Corporall seruice as suite of Court &c. cannot be done by another, Rule 14. not∣withstanding Rule 92.

Matters of trust or authoritie, &c. can∣not be granted ouer: because being strictly taken, they are esteemed to belong to the person, and therfore guided by Rule 15. Yet an office of skill and diligence to one and his heires, may be granted ouer. So vpon a letter of Attorny to deliuer seisin to A. he may deliuer it to the Attornie of A. for that vpon the matter is a possession deliuered to himselfe, Rule 21.

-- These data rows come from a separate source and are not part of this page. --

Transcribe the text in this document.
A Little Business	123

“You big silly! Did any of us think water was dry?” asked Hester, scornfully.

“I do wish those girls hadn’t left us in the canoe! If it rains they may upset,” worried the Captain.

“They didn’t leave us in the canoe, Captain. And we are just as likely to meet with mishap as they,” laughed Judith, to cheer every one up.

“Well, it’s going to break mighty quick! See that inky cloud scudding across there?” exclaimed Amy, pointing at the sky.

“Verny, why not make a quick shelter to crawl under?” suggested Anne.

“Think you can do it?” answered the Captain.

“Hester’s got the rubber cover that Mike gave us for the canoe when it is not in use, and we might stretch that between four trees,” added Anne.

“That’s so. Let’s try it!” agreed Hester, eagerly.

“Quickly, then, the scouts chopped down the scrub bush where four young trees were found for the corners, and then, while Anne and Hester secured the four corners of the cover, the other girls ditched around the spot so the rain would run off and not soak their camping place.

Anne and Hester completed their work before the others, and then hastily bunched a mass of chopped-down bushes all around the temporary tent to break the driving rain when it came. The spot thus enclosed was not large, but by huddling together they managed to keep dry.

Tenant in taile makes a feoffement with warrantie, and leaueth to discend a reuer∣sion in fee simple expectant vpon an estate taile, which I. S. hath; this is no assets, for it may be tolled by a common recouerie (& therfore the law esteemeth it as if it were so) But it seemeth otherwise of a reuersion de∣pending vpon an estate taile of land which the issue himselfe hath, for it were the follie of the issue in taile to cut it off, Rule 70.